You’re skeptical, aren’t you?  His eyes glinted, picking up the streetlight. I grew up with a drunk for a sister so I automatically scan for if it’s worth my time or not.  I determined he wasn’t shit-faced.  

I’m not a skeptic, I said.  I didn’t say I’d just been told I was a pessimist. But I was confused until I realized he thought I was looking askance at the “reading.” 

You look skeptical, he said. 

I was about to explain when I realized he was flirting.  

I’m really old, I said, trying to explain the confusion.  I didn’t say really old and really sick.

So you are old and skeptical? he asked. His friend came up behind him. He had on a backwards baseball cap and looked like a big foolish bloke of a guy. The class clown. The tackle on the high school football team.  

I put my palm on the black-haired boy’s cheek. His grin got goofy, lopsided. 

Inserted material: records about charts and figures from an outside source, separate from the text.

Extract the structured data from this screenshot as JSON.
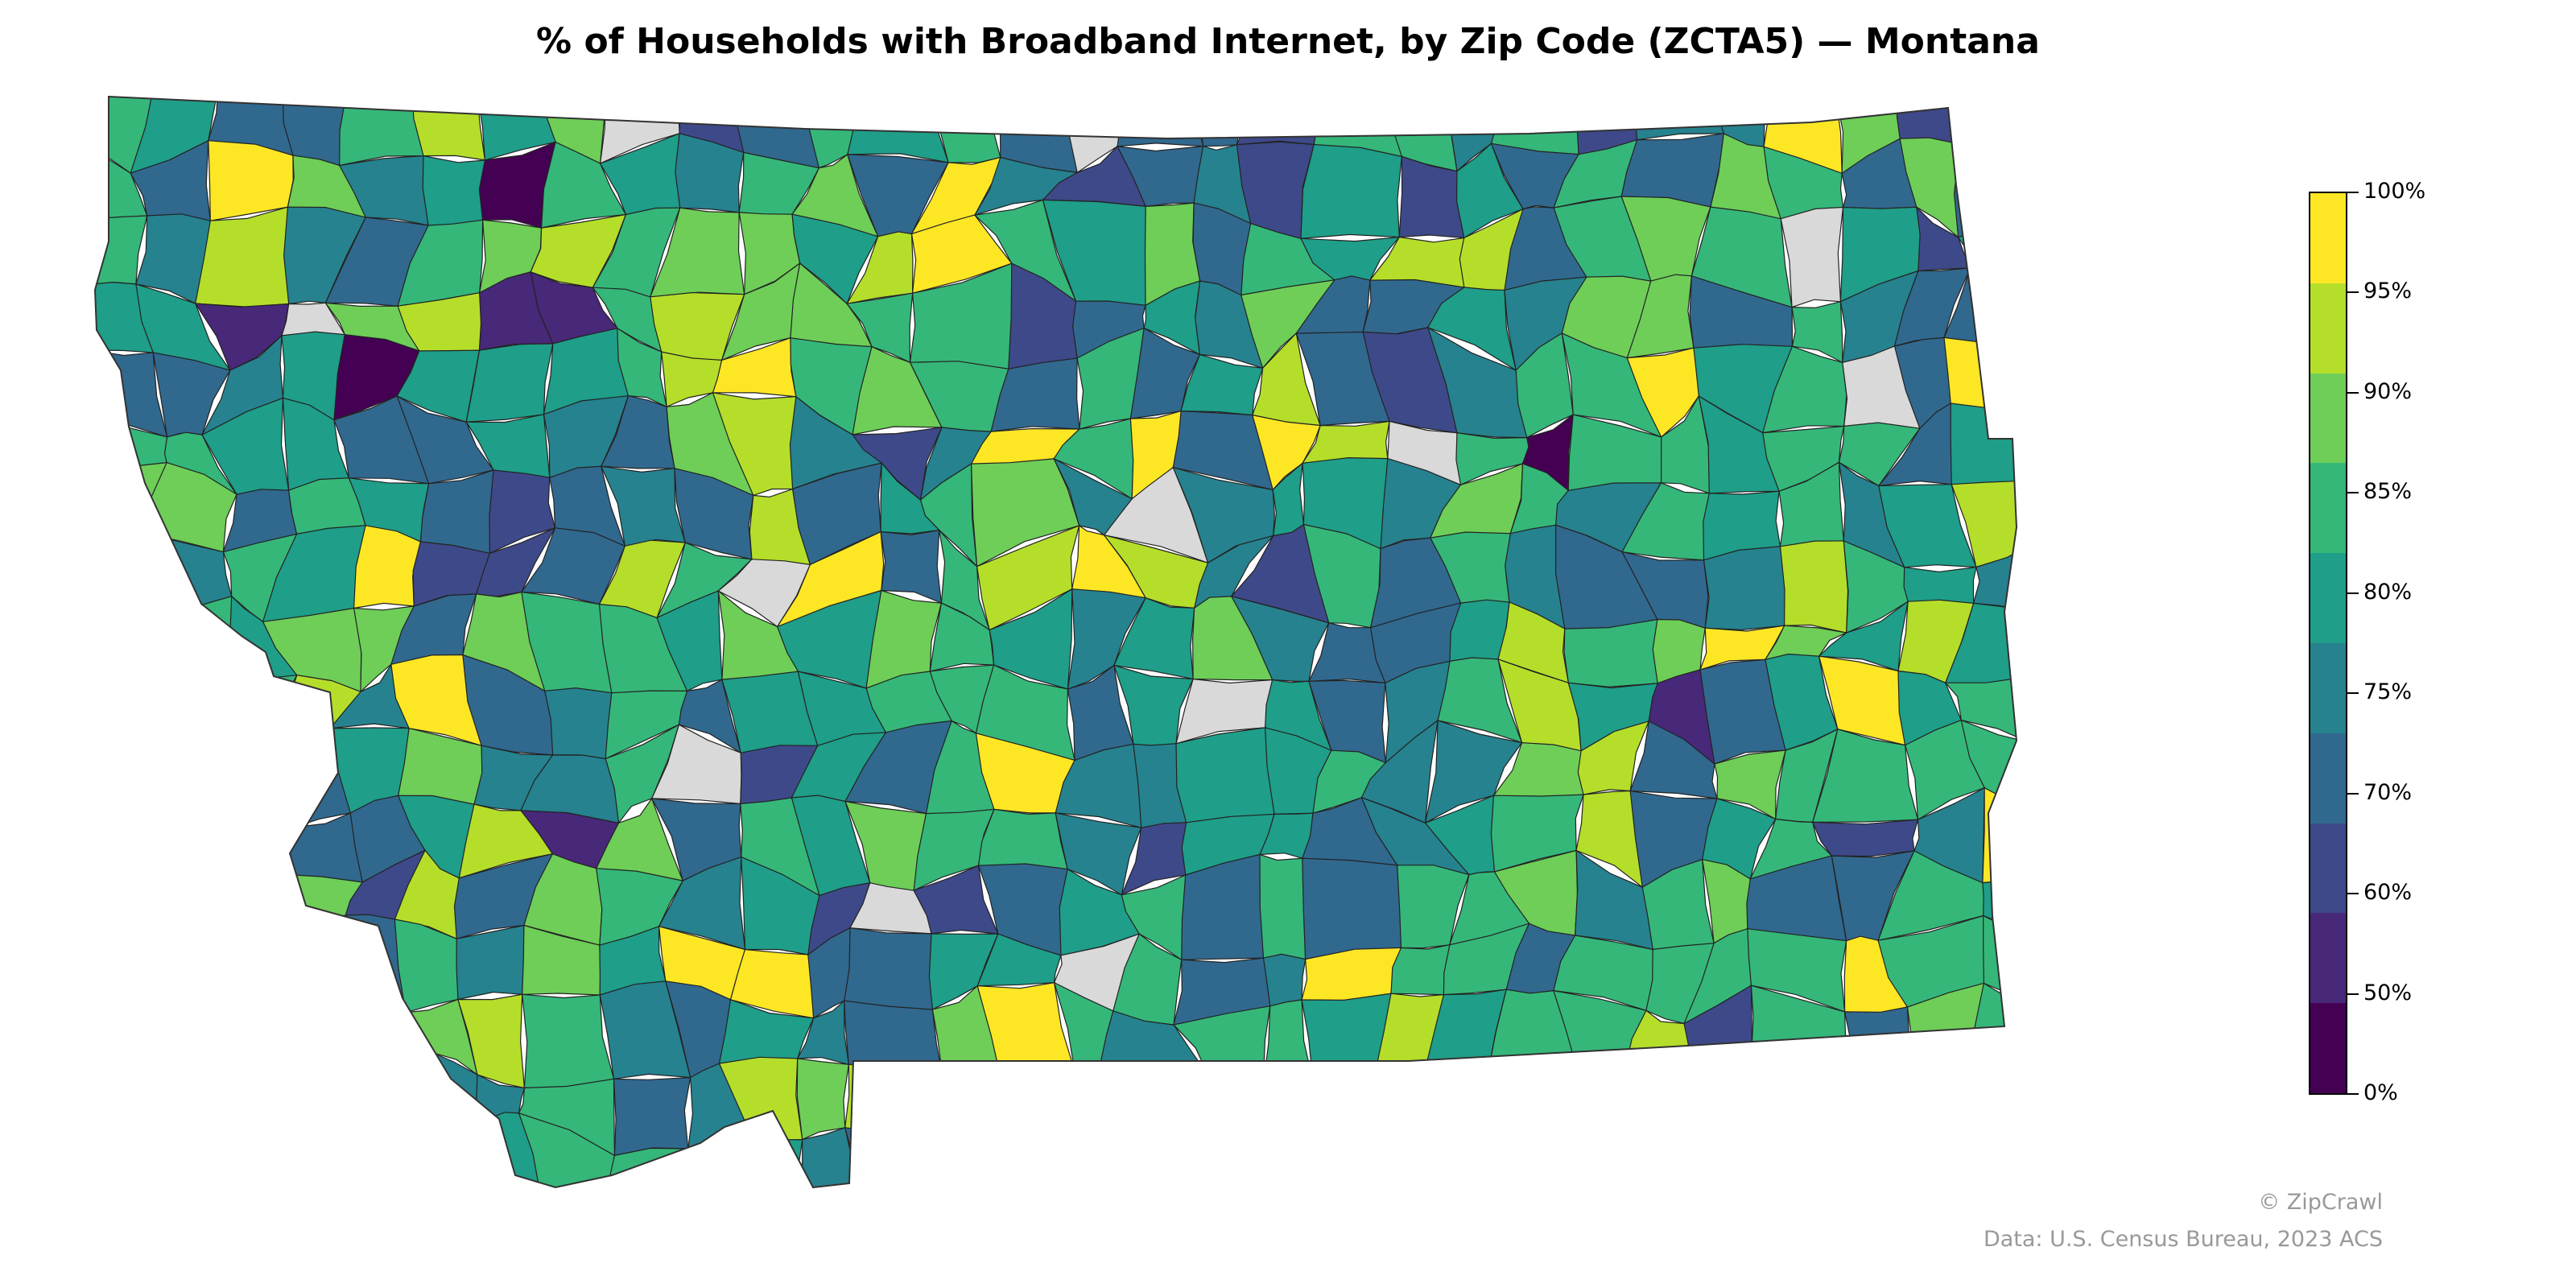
{
  "title": "% of Households with Broadband Internet, by Zip Code (ZCTA5) — Montana",
  "colors": {
    "no_data": "#d9d9d9",
    "border": "#222222",
    "bins": [
      "#440154",
      "#482878",
      "#3e4989",
      "#31688e",
      "#26828e",
      "#1f9e89",
      "#35b779",
      "#6ece58",
      "#b5de2b",
      "#fde725"
    ]
  },
  "legend": {
    "tick_labels": [
      "100%",
      "95%",
      "90%",
      "85%",
      "80%",
      "75%",
      "70%",
      "60%",
      "50%",
      "0%"
    ]
  },
  "credits": {
    "brand": "© ZipCrawl",
    "source": "Data: U.S. Census Bureau, 2023 ACS"
  }
}
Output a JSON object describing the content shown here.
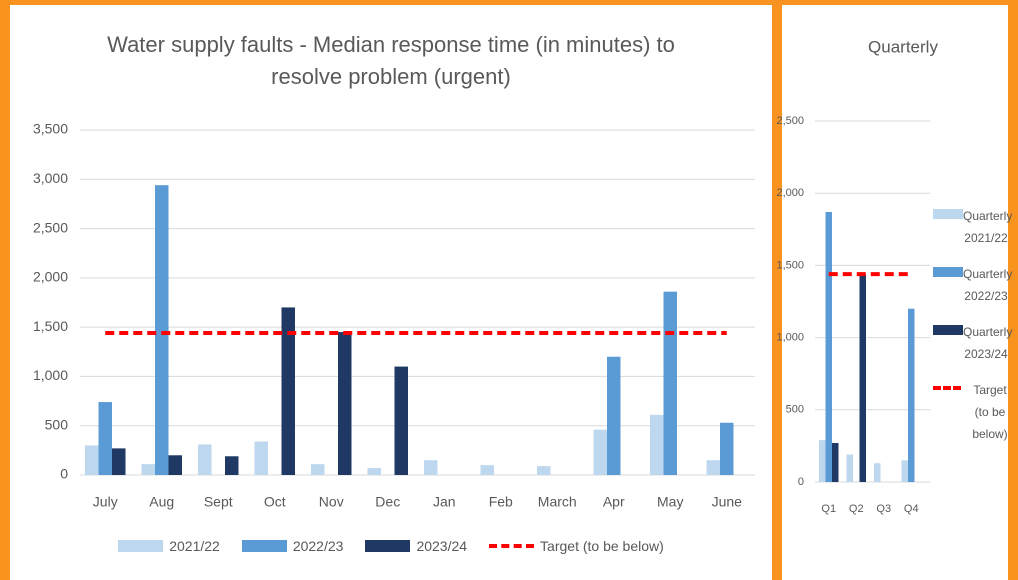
{
  "chart_data": [
    {
      "type": "bar",
      "title": [
        "Water supply faults - Median response time (in minutes) to",
        "resolve problem (urgent)"
      ],
      "categories": [
        "July",
        "Aug",
        "Sept",
        "Oct",
        "Nov",
        "Dec",
        "Jan",
        "Feb",
        "March",
        "Apr",
        "May",
        "June"
      ],
      "series": [
        {
          "name": "2021/22",
          "color": "#bdd7ee",
          "values": [
            300,
            110,
            310,
            340,
            110,
            70,
            150,
            100,
            90,
            460,
            610,
            150
          ]
        },
        {
          "name": "2022/23",
          "color": "#5b9bd5",
          "values": [
            740,
            2940,
            null,
            null,
            null,
            null,
            null,
            null,
            null,
            1200,
            1860,
            530
          ]
        },
        {
          "name": "2023/24",
          "color": "#203864",
          "values": [
            270,
            200,
            190,
            1700,
            1450,
            1100,
            null,
            null,
            null,
            null,
            null,
            null
          ]
        },
        {
          "name": "Target (to be below)",
          "color": "#ff0000",
          "type": "line",
          "dash": true,
          "values": [
            1440,
            1440,
            1440,
            1440,
            1440,
            1440,
            1440,
            1440,
            1440,
            1440,
            1440,
            1440
          ]
        }
      ],
      "ylim": [
        0,
        3500
      ],
      "yticks": [
        0,
        500,
        {
          "value": 1000,
          "label": "1,000"
        },
        {
          "value": 1500,
          "label": "1,500"
        },
        {
          "value": 2000,
          "label": "2,000"
        },
        {
          "value": 2500,
          "label": "2,500"
        },
        {
          "value": 3000,
          "label": "3,000"
        },
        {
          "value": 3500,
          "label": "3,500"
        }
      ],
      "grid": true,
      "legend": "bottom"
    },
    {
      "type": "bar",
      "title": [
        "Quarterly"
      ],
      "categories": [
        "Q1",
        "Q2",
        "Q3",
        "Q4"
      ],
      "series": [
        {
          "name": "Quarterly 2021/22",
          "color": "#bdd7ee",
          "values": [
            290,
            190,
            130,
            150
          ]
        },
        {
          "name": "Quarterly 2022/23",
          "color": "#5b9bd5",
          "values": [
            1870,
            null,
            null,
            1200
          ]
        },
        {
          "name": "Quarterly 2023/24",
          "color": "#203864",
          "values": [
            270,
            1440,
            null,
            null
          ]
        },
        {
          "name": "Target (to be below)",
          "color": "#ff0000",
          "type": "line",
          "dash": true,
          "values": [
            1440,
            1440,
            1440,
            1440
          ]
        }
      ],
      "ylim": [
        0,
        2500
      ],
      "yticks": [
        0,
        500,
        {
          "value": 1000,
          "label": "1,000"
        },
        {
          "value": 1500,
          "label": "1,500"
        },
        {
          "value": 2000,
          "label": "2,000"
        },
        {
          "value": 2500,
          "label": "2,500"
        }
      ],
      "grid": true,
      "legend": "right"
    }
  ]
}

You are beautiful, he said. 

It’s the lighting, I said. 

I saw Chris stand and take out his wallet. I stepped away from the boy and his friend, and Chris and I headed toward Canal and finally to the the shotgun duplex in the Garden District we’d rented through airbnb; Chris, who’s married, slept on the couch, and I slept on the big double-bed without turning down the duvet, without pitching the dozens of pillows on the floor. For an hour, I’d stared at the ceiling fan, and thought of the time in my past life when I’d lived in the mountains, raised goats and tended roses. 

I didn’t believe I had been a medical doctor in any past life. Or a man

In my past life I am certain I stepped out of my cottage to see the sun rise over the purple mountain. In my past life I am certain I then turned to go back to bed where the black-haired boy waited.